At all ages, mean refractive error involved greatest myopia in 2020, and girls had earlier development of myopia than boys.

Major findings included:

  • A substantial myopic shift (approximately −0.3 diopters [D]) was found in the 2020 school-based photoscreenings compared with previous years (2015-2019) for younger children aged six (−0.32 D), seven (−0.28D), and eight (−0.29 D) years.
  • Prevalence of myopia in the 2020 photoscreenings was higher than the highest prevalence of myopia within 2015-2019 for children aged six (21.5% vs 5.7%), seven (26.2% vs 16.2%), and eight (37.2%vs 27.7%) years.

Photo courtesy Rene Asmussen, Pexels

The commentary stated: ‘Most compelling was the data in the six-year-olds because although their mean refractive error changed only slightly from the hyperopic side of 0 in 2019 to the myopic side in 2020, this myopic shift had a large association on the prevalence of myopia as it jumped from 3.5 per cent to 5.7 per cent in 2015 to 2019 to 21.5 per cent, an almost 400 per cent increase, in 2020.

‘This age shift (an earlier onset for a large proportion of children) is highly clinically relevant in that it is well recognised that age at onset corresponds closely to final refractive error at adult ages.

‘Likewise, the higher the refractive error, the more likely the occurrence of sight-threatening complications such as myopic retinal degeneration, glaucoma and retinal detachment.’

But careful planning of indoor activities and preferably not restricting outdoor play in young children “may help control a wave of quarantine myopia,” the commentary stated.

Researchers said limitations included that the photoscreener provided only noncycloplegic refraction results and was not currently considered a substitute for cycloplegic refraction. However, the Spot Vision Screener used had been shown to have good consistency with the cycloplegic refraction test, which made it a reliable screening tool for myopia.

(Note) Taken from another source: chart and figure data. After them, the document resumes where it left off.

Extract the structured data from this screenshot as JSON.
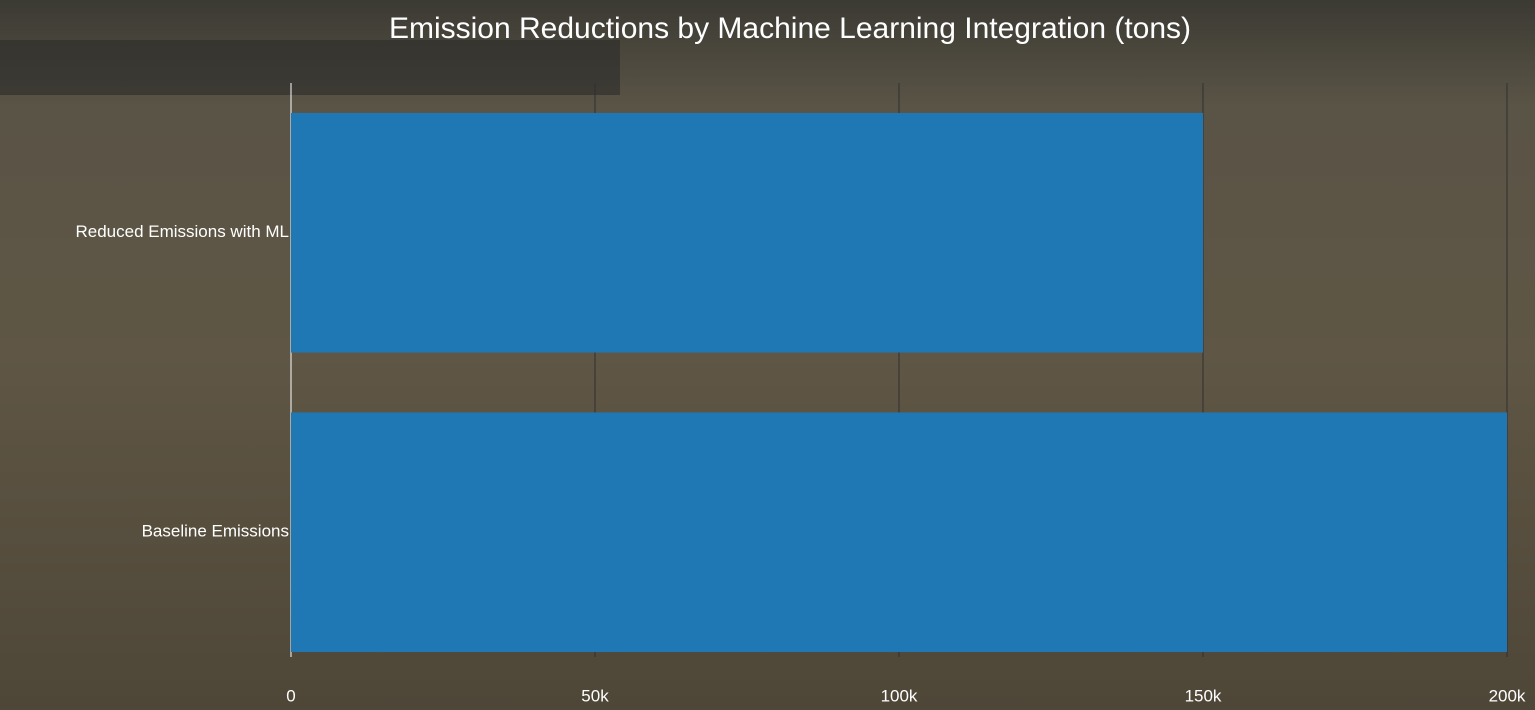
{
  "chart_data": {
    "type": "bar",
    "orientation": "horizontal",
    "title": "Emission Reductions by Machine Learning Integration (tons)",
    "categories": [
      "Reduced Emissions with ML",
      "Baseline Emissions"
    ],
    "values": [
      150000,
      200000
    ],
    "color": "#1f77b4",
    "xlim": [
      0,
      200000
    ],
    "xticks": [
      0,
      {
        "value": 50000,
        "label": "50k"
      },
      {
        "value": 100000,
        "label": "100k"
      },
      {
        "value": 150000,
        "label": "150k"
      },
      {
        "value": 200000,
        "label": "200k"
      }
    ],
    "grid": true
  }
}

They said further studies were needed to assess the generalisability of the findings and the long-term follow-up of these children and they intend to follow the same population and continue the screening to help determine if the myopic shift is temporary or permanent, and reversible.

The main authors were Dr Jiaxing Wang and Dr Ying Li from the Department of Ophthalmology, Emory University, Atlanta, Georgia USA and the corresponding author was Dr Xuehan Qian from Tianjin Uni Eye Hospital, China. The other authors were David C. Musch, PhD, MPH; NanWei, MD; Xiaoli Qi, MD; Gang Ding, MD; Xue Li, MD; Jing Li, MD; Linlin Song, MD; Ying Zhang, MD; Yuxian Ning, MD; Xiaoyu Zeng, MD; Ning Hua, MD; Shuo Li, MD, PhD.